たとえば、清涼飲料の新製品開発を行うために、いろいろな顧客に話を聞くとする。どういう飲料が好きなのか、普段どんな飲料を飲んでいるのか。質問をしながら、顧客が必要としている飲料の姿を探り出す。ここからは、ある顧客が「昨日はとても暑かったので、炭酸飲料を買って飲んだのです」と言った場合を想定し、考えていこう。
実体の見えない「本心」か「語り」という世界か?
もし、旧来的な直観補強型思考に基づくのならば、最重要になるのは顧客の「本心」、発言が心からのものであるかだ。まずは、発言の「正しさ」を確認するために、昨日の気温、彼が本当に炭酸飲料を買ったか、理由は本当に暑さだったのかを調べることになる。
彼の話の正しさがわかれば、その探索的な発見から仮説を立て、大量にサンプルを集めて、気温と炭酸飲料の売れ行きの関係を調べる。
顧客自身が気づいていない潜在的なものを含めてニーズを探し出し、そのニーズが多くの人々に共通することを証明していく。
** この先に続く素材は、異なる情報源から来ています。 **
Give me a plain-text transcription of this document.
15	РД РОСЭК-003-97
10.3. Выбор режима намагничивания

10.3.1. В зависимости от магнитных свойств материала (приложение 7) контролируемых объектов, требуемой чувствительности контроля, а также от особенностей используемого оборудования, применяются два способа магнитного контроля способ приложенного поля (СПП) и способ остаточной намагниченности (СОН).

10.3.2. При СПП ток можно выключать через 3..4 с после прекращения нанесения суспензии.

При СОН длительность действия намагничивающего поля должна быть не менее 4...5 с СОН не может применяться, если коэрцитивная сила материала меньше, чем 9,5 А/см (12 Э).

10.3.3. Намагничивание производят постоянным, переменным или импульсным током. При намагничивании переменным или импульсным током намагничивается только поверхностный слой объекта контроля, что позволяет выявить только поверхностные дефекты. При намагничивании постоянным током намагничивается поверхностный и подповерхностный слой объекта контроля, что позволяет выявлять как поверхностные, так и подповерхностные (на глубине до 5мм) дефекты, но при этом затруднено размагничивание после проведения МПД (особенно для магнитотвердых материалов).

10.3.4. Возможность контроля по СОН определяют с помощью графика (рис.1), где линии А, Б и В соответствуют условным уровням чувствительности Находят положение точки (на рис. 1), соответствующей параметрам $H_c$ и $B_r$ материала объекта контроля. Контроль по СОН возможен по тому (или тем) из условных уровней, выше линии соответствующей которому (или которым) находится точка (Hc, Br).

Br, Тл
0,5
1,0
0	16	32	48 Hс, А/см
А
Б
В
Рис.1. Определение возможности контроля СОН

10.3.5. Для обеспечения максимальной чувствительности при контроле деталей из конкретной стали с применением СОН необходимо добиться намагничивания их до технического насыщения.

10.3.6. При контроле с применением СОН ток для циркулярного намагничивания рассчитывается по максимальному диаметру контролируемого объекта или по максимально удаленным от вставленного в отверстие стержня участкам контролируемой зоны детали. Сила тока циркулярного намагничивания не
しかしこのやり方で仮説を証明することは難しい。繰り返していえば、第一に、相手の本心がどのようであるかを確定する術がない。仮に脳波を測定したとしても、それがすなわち相手の本心であるとするには、まだ距離がある。
第二に、それゆえどんなにサンプル数を増やそうとも、一個一個が嘘か本当かわからないのだから、みんながそう思っていそうだという以上のことはわからない。
これに対して、本質直観では大事なポイントが変わる。重要になるのは、その顧客の「語り」だ。それが本心かどうか、客観的かどうかではない。その語り自体が、まずは一つの完結した世界だと見なされる。彼が「暑い」ということと、「炭酸飲料を飲む」ということを因果関係で結んだ理由は、外部ではなくこの(彼の)中にあるのだ。
ここでもう一つ重要なことは、彼の語りが、ほかならぬ僕たちに向けて行われたということである。このことは、その理由がすでに、彼一人のものではなく、彼と僕たち、さらには僕たちが信じる多くの常識や日常的な理解に支えられているということを意味している。